CONTEXTUAL RESEARCH WEEK 7 (How do you learn?)
7th November 2019
In June 2019 I started my MA with Falmouth university as part of an accredited education programme.
Today I took my daughter for a hospital appointment. She was asked by the doctor , in a blasé way (tagged on to the conversation about something that was actually very important I will not discuss here), How do you learn? What do you do? Who teaches you? Is your mum clever? Do you have someone come in to help? What about your social circle? Do you have friends? Do you still see friends? Do you have many friends?
It went on.
A very lovely, smiley man. It was fine. I was fine with the questions. I was caught in a moment off guard, wasn’t bothered by the questions, because all is good. I am intelligent. My daughter does have friends. She learns lots of things. Whatever happened to are you happy? Do you have fun? How do you play ? What do you like to play? What are you favourite things? Whats your favourite band? Wheres your favourite place on earth to be ? Who are favourite people in the world to be with?
He spent very nearly as much time asking her about her education as he did discussing the medical issue we went there for.
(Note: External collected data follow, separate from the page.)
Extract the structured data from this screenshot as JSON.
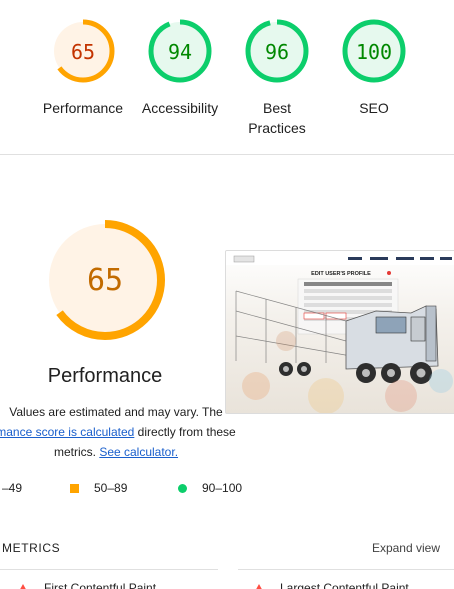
{
  "categories": [
    {
      "score": "65",
      "label": "Performance",
      "value": 65,
      "color": "#ffa400",
      "text_color": "#c33300",
      "bg": "#fff3e6"
    },
    {
      "score": "94",
      "label": "Accessibility",
      "value": 94,
      "color": "#0cce6b",
      "text_color": "#008800",
      "bg": "#e6f9ee"
    },
    {
      "score": "96",
      "label": "Best Practices",
      "value": 96,
      "color": "#0cce6b",
      "text_color": "#008800",
      "bg": "#e6f9ee"
    },
    {
      "score": "100",
      "label": "SEO",
      "value": 100,
      "color": "#0cce6b",
      "text_color": "#008800",
      "bg": "#e6f9ee"
    }
  ],
  "main": {
    "score": "65",
    "value": 65,
    "title": "Performance",
    "color": "#ffa400",
    "text_color": "#c26b00",
    "bg": "#fff3e6",
    "desc_line1": "Values are estimated and may vary. The",
    "desc_link1": "mance score is calculated",
    "desc_after_link1": " directly from these",
    "desc_line3_prefix": "metrics. ",
    "desc_link2": "See calculator."
  },
  "thumbnail": {
    "heading": "EDIT USER'S PROFILE"
  },
  "legend": {
    "fail": "–49",
    "average": "50–89",
    "pass": "90–100"
  },
  "metrics": {
    "title": "METRICS",
    "expand": "Expand view",
    "items": [
      {
        "label": "First Contentful Paint"
      },
      {
        "label": "Largest Contentful Paint"
      }
    ]
  }
}
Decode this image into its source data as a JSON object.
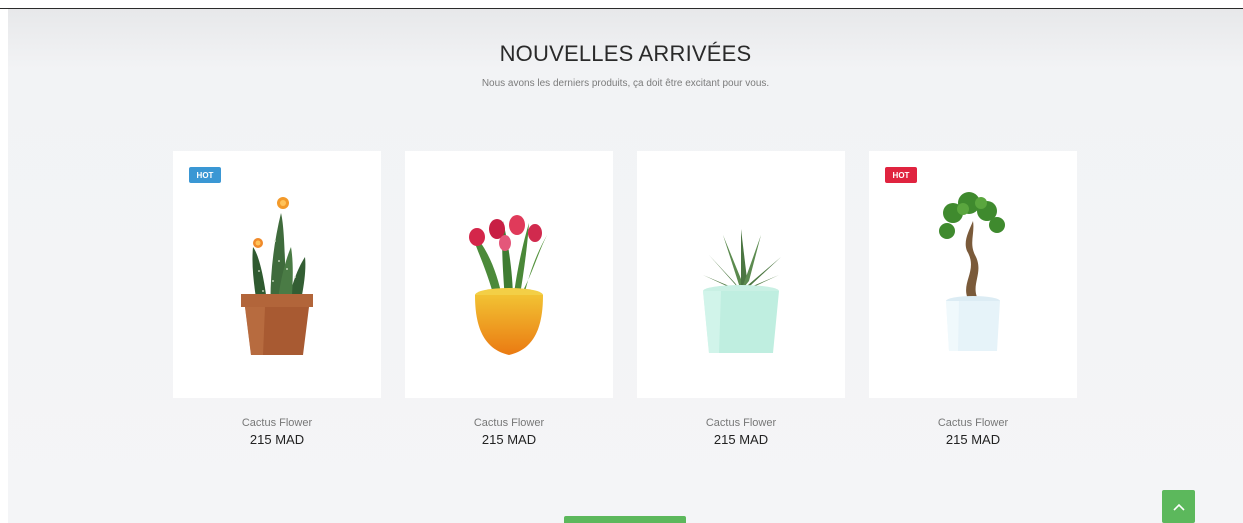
{
  "section": {
    "title": "NOUVELLES ARRIVÉES",
    "subtitle": "Nous avons les derniers produits, ça doit être excitant pour vous."
  },
  "products": [
    {
      "name": "Cactus Flower",
      "price": "215 MAD",
      "badge": "HOT",
      "badge_color": "#3a97d4",
      "image": "cactus-in-terracotta-pot"
    },
    {
      "name": "Cactus Flower",
      "price": "215 MAD",
      "badge": "",
      "image": "tulips-in-orange-pot"
    },
    {
      "name": "Cactus Flower",
      "price": "215 MAD",
      "badge": "",
      "image": "aloe-in-mint-pot"
    },
    {
      "name": "Cactus Flower",
      "price": "215 MAD",
      "badge": "HOT",
      "badge_color": "#e0233f",
      "image": "bonsai-in-white-pot"
    }
  ],
  "colors": {
    "accent": "#5cb85c"
  },
  "icons": {
    "scroll_top": "chevron-up-icon"
  }
}
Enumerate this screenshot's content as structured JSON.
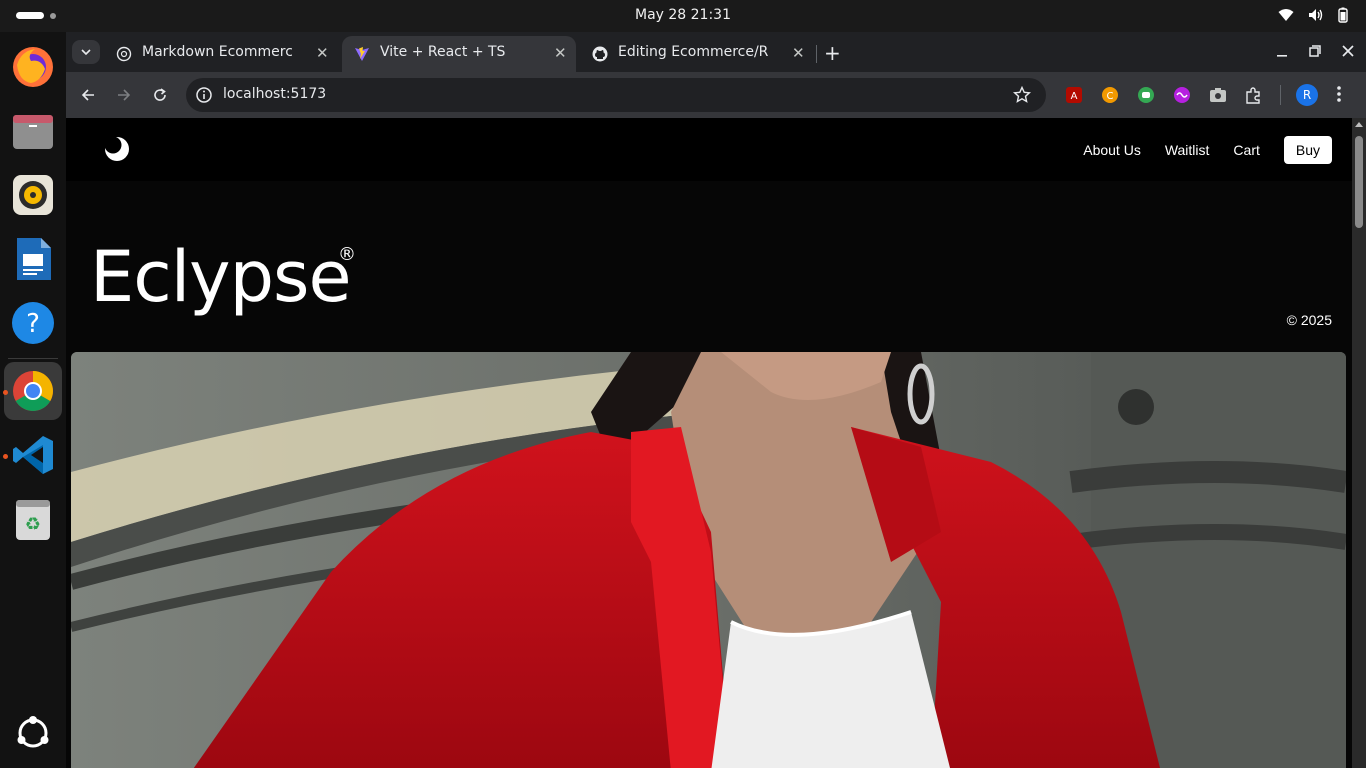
{
  "system": {
    "clock": "May 28  21:31"
  },
  "dock": {
    "items": [
      "firefox-icon",
      "files-icon",
      "rhythmbox-icon",
      "writer-icon",
      "help-icon",
      "chrome-icon",
      "vscode-icon",
      "trash-icon",
      "apps-grid-icon"
    ]
  },
  "browser": {
    "tabs": [
      {
        "label": "Markdown Ecommerce W",
        "active": false
      },
      {
        "label": "Vite + React + TS",
        "active": true
      },
      {
        "label": "Editing Ecommerce/REA",
        "active": false
      }
    ],
    "url": "localhost:5173",
    "profile_initial": "R"
  },
  "site": {
    "nav": {
      "about": "About Us",
      "waitlist": "Waitlist",
      "cart": "Cart",
      "buy": "Buy"
    },
    "hero": {
      "title": "Eclypse",
      "registered": "®",
      "copyright": "© 2025"
    }
  },
  "colors": {
    "page_bg": "#060606",
    "accent_red": "#c8101a",
    "chrome_bg": "#202124",
    "toolbar_bg": "#35363a"
  }
}
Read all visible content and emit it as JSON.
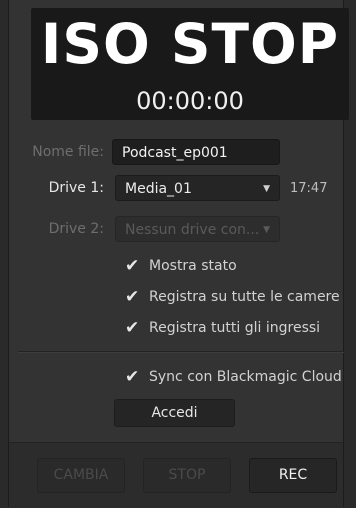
{
  "display": {
    "status": "ISO STOP",
    "timer": "00:00:00"
  },
  "form": {
    "filename": {
      "label": "Nome file:",
      "value": "Podcast_ep001"
    },
    "drive1": {
      "label": "Drive 1:",
      "value": "Media_01",
      "remaining": "17:47"
    },
    "drive2": {
      "label": "Drive 2:",
      "value": "Nessun drive con..."
    }
  },
  "options": [
    {
      "label": "Mostra stato",
      "checked": true
    },
    {
      "label": "Registra su tutte le camere",
      "checked": true
    },
    {
      "label": "Registra tutti gli ingressi",
      "checked": true
    }
  ],
  "cloud": {
    "sync_label": "Sync con Blackmagic Cloud",
    "sync_checked": true,
    "login_label": "Accedi"
  },
  "actions": {
    "change_label": "CAMBIA",
    "stop_label": "STOP",
    "rec_label": "REC"
  },
  "icons": {
    "checkmark": "check-icon",
    "dropdown": "chevron-down-icon"
  }
}
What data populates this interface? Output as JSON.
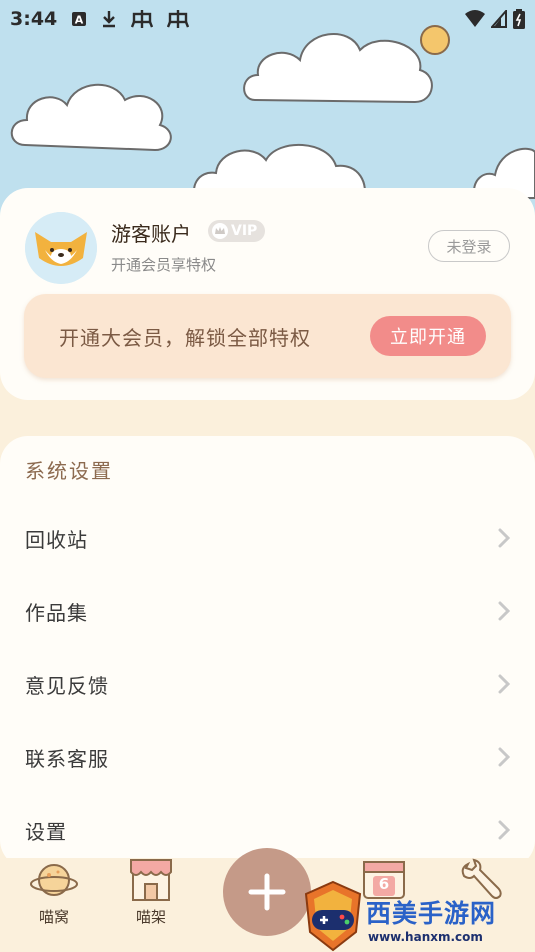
{
  "status_bar": {
    "time": "3:44",
    "icons": [
      "a-notification-icon",
      "download-icon",
      "bug-icon",
      "bug-icon",
      "wifi-icon",
      "signal-icon",
      "battery-icon"
    ]
  },
  "profile": {
    "account_name": "游客账户",
    "vip_badge": "VIP",
    "subtitle": "开通会员享特权",
    "login_button": "未登录",
    "avatar_icon": "fox-avatar-icon"
  },
  "vip_banner": {
    "text": "开通大会员，解锁全部特权",
    "button": "立即开通"
  },
  "settings": {
    "title": "系统设置",
    "items": [
      {
        "label": "回收站",
        "icon": "chevron-right-icon"
      },
      {
        "label": "作品集",
        "icon": "chevron-right-icon"
      },
      {
        "label": "意见反馈",
        "icon": "chevron-right-icon"
      },
      {
        "label": "联系客服",
        "icon": "chevron-right-icon"
      },
      {
        "label": "设置",
        "icon": "chevron-right-icon"
      }
    ]
  },
  "bottom_nav": {
    "items": [
      {
        "label": "喵窝",
        "icon": "planet-icon"
      },
      {
        "label": "喵架",
        "icon": "shop-icon"
      },
      {
        "label": "",
        "icon": "calendar-icon",
        "badge": "6"
      },
      {
        "label": "",
        "icon": "wrench-icon"
      }
    ],
    "fab_icon": "plus-icon"
  },
  "watermark": {
    "text": "西美手游网",
    "url": "www.hanxm.com"
  },
  "colors": {
    "sky": "#bfe0ee",
    "page_bg": "#fbf0dc",
    "card_bg": "#fffdf8",
    "banner_bg": "#fbe6d2",
    "accent_button": "#f28c8a",
    "fab": "#c59a88",
    "section_title": "#8c6a4f"
  }
}
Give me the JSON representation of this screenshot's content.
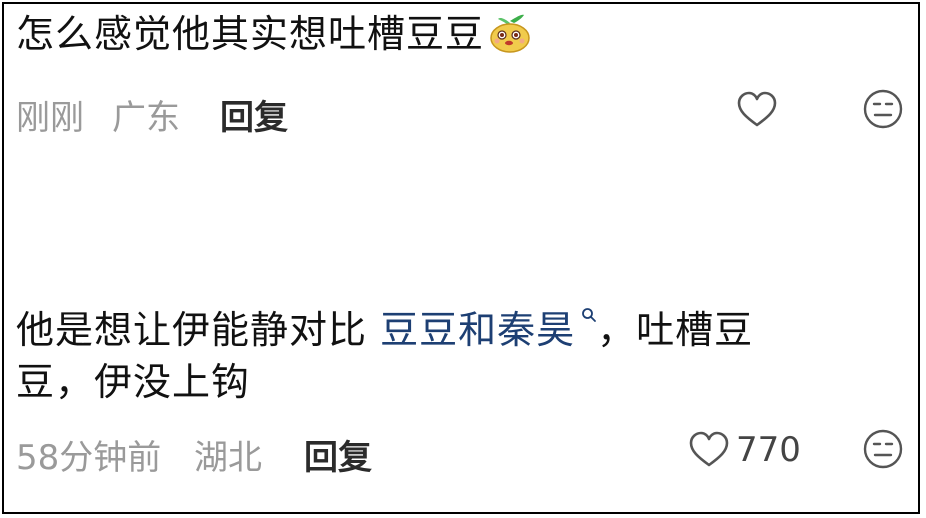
{
  "comments": [
    {
      "text": "怎么感觉他其实想吐槽豆豆",
      "time": "刚刚",
      "location": "广东",
      "reply_label": "回复",
      "like_count": ""
    },
    {
      "text_before": "他是想让伊能静对比 ",
      "link_text": "豆豆和秦昊",
      "text_after_line1": "，吐槽豆",
      "text_line2": "豆，伊没上钩",
      "time": "58分钟前",
      "location": "湖北",
      "reply_label": "回复",
      "like_count": "770"
    }
  ],
  "icons": {
    "like": "heart-outline-icon",
    "react": "neutral-face-icon",
    "emoji": "bean-sticker-emoji",
    "search": "search-icon"
  },
  "colors": {
    "link": "#1d3f73",
    "meta_text": "#9a9a9a",
    "reply_text": "#2b2b2b"
  }
}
When we left she said ” I HATE THAT.” “What?” I asked …. “What does that have to do with ********** ?” (medical reason we went) . “Nothing at all I said.” “You know, if you ever aren’t comfortable with a question like that, you can say ….. as long as you say it politely ….. I’m sorry , I really don’t understand what that has to do with my ********* ? ” “You don’t ever have to answer something like that if you are not comfortable, or just don’t want too. It’s ok to say no. Or look to me, and I will say no for you . I am sorry. “
I failed my daughter. Not because I didn’t do maths with her today.
But because I sat in a room with her and let someone interrogate her. I apologised to her, explained I hadn’t seen her hesitation, and said I would watch more closely next time, and then gave her tools for if we ever come across that again (we will !) , or if it happens and I am not there, she knows how to deal with the situation in a way that is healthier for her.
“How do you learn?” they ask …. like this I say.
Following on from this encounter I am going to add a section to my questionnaire I am producing for project participants asking them and their children what questions like this they have been asked, or things that have been said to them. This could lead on to a very interesting sub thread of the project.